Why does Keras convert the input shape from (3,3) to (?,3,3)?

I am currently trying to get custom keras layers to work, you can see a simplified version here:

class MyLayer(Layer):

    def __init__(self, **kwargs):
        super(MyLayer, self).__init__(**kwargs)

    def build(self, input_shape):
        print("input_shape: "+str(input_shape))
        self.kernel = self.add_weight(name='kernel',
                                      shape=(input_shape[1], self.output_dim),
                                      initializer='uniform',
                                      trainable=True)
        super(MyLayer, self).build(input_shape)

    def call(self, x):
        print("input tensor: "+str(x))
        return K.dot(x, self.kernel)


inputs = Input(shape=(3,3), dtype='float', name='inputs')
results = MyLayer(input_shape=(3,3))(inputs)

The resulting console output is this:

input_shape: (None, 3, 3)
input tensor: Tensor("inputs:0", shape=(?, 3, 3), dtype=float32)

As you can see, the input_shape that the layer gets is not (3,3) as I specified but actually (None,3,3). Why is that? The shape of the input tensor is also shaped ( ?, 3,3) which I thought to be a consequence of the weird input_shape ( None, 3,3). But the input tensor also has this shape with a third dimension if you replace super(MyLayer, self).build(input_shape) with super(MyLayer, self).build((3,3)).
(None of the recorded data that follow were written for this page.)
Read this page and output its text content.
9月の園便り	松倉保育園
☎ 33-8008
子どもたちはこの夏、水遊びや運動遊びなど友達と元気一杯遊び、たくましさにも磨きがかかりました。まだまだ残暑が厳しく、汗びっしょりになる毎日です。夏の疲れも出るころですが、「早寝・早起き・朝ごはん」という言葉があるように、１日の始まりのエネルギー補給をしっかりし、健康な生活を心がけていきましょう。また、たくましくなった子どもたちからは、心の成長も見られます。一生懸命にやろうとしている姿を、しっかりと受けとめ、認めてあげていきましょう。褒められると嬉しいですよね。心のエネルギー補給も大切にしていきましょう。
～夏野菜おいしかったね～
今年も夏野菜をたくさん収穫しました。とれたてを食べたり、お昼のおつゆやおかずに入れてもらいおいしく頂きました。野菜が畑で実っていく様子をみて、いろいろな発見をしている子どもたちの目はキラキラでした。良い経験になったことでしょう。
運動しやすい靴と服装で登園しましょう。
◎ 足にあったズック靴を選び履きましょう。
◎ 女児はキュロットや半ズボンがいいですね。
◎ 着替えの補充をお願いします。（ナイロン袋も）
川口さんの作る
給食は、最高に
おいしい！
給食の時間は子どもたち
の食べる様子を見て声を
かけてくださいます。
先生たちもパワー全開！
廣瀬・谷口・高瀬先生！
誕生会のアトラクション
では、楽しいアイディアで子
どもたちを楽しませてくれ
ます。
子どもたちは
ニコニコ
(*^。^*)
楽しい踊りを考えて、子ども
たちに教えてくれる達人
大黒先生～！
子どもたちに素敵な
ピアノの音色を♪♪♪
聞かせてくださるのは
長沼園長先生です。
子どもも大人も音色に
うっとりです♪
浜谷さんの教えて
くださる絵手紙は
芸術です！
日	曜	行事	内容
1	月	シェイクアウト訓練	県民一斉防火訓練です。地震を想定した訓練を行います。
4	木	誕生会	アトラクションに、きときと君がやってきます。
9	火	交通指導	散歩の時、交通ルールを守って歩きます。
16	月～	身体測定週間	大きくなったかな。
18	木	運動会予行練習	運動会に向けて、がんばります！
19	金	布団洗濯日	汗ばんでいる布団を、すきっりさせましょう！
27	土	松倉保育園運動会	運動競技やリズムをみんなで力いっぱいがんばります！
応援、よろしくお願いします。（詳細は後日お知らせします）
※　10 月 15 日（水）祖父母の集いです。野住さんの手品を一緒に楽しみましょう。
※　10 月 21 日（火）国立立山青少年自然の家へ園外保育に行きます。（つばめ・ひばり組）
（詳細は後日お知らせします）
What is this mysterious third dimension keras automatically adds and why does it do that?

Solution

It is nothing mysterious, it is the batch dimension, since keras (and most DL frameworks), make computations on batches of data at a time, since this increases parallelism, and it maps directly to batches in Stochastic Gradient Descent.

Your layer needs to support computation on batches, so the batch dimension is always present in input and output data, and it is automatically added by keras to the input_shape.